Scientists at the Royal Observatory of Belgium have new insight into Dione, on of Saturn’s moons. Information from the Cassini spacecraft reveals that there might be a subsurface ocean on Dione. This would make it Saturn’s third moon which hosts such an ocean.
The data from NASA’s Cassini suggest that Dione might share some features with other two of Saturn’s moons, namely Enceladus and Titan. They don’t only display icy surfaces, but also subsurface oceans under the crust. However, all the signs seem to indicate that the ocean on Dione is more special than the others, as it might be buried much deeper. Scientists estimate that it lies about one hundred kilometers deep in Dione’s inner layers.
Dione was analyzed before, but researchers didn’t consider the possibility of a subsurface ocean as no evidence suggested so. The data provided by Cassini and a new model of the moon led researchers to the new conclusion.
Oceans being discovered in space always give scientists hope that they may sustain life. The existence of water on planets and celestial bodies is the best indicator that there might be aliens forms of life. However, as far as Dione is concerned, researchers lack information in order to state such a thing. For doing that, more in-depth studies are required.
Researchers believe that Dione’s subsurface ocean could have formed for a long period. They also estimate that it might be as old as the moon itself.
Scientists took another close look at the phenomenon on Enceladus as well. At first, the moon was believed to hide a subsurface ocean deep inside its center. However, there were also geysers which drew the attention of researchers. Now they explain the existence of geysers by relating them to the ocean being located much closer to the crust. They believe that Enceladus’s ocean lies just a few miles below its surface.

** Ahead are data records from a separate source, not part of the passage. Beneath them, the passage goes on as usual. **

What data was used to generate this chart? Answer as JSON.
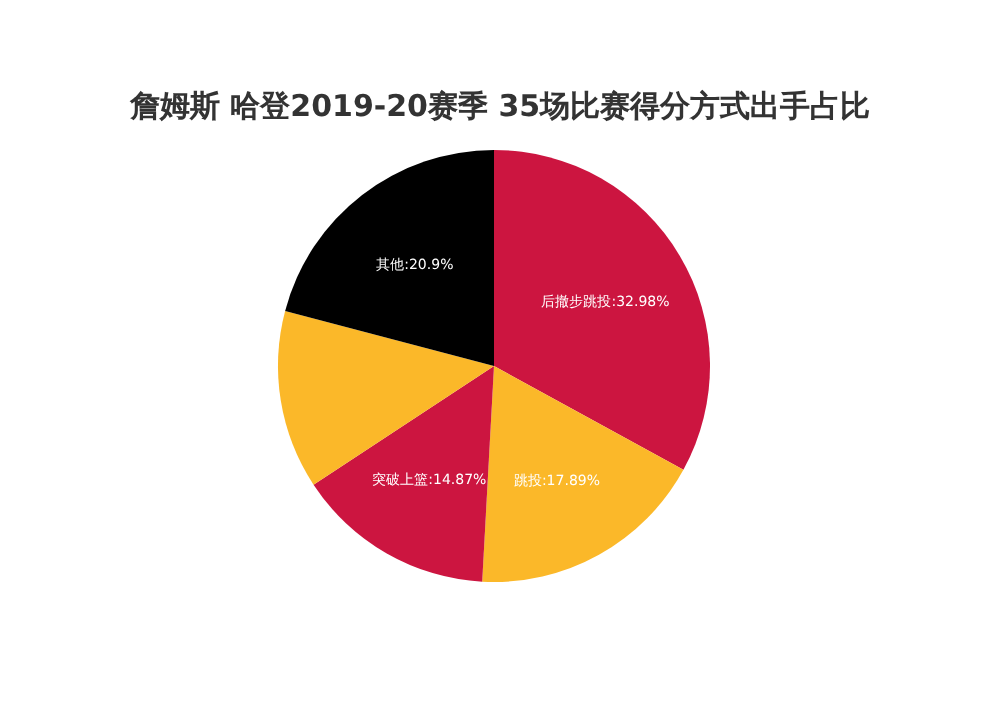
{
  "chart_data": {
    "type": "pie",
    "title": "詹姆斯 哈登2019-20赛季 35场比赛得分方式出手占比",
    "categories": [
      "后撤步跳投",
      "跳投",
      "突破上篮",
      null,
      "其他"
    ],
    "values": [
      32.98,
      17.89,
      14.87,
      13.36,
      20.9
    ],
    "value_labels": [
      "32.98%",
      "17.89%",
      "14.87%",
      null,
      "20.9%"
    ],
    "colors": [
      "#cc1540",
      "#fbb829",
      "#cc1540",
      "#fbb829",
      "#000000"
    ],
    "legend": false
  }
}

The Cassini mission proves itself to be quite useful. It didn’t only help researchers with their recent discovery of the subsurface ocean on Dione, but with that of Saturn’s other moons too. If compared to Enceladus and Titan, Dione is also bigger.
Apart from Saturn’s moons, water was also found in two of Jupiter’s moons, namely Ganymede, and recently proved Europa. Dwarf planet Pluto also hosts water.
Attilio Rivoldini is one of the authors of the new study on Dione. It was published in the Geophysical Research Letters.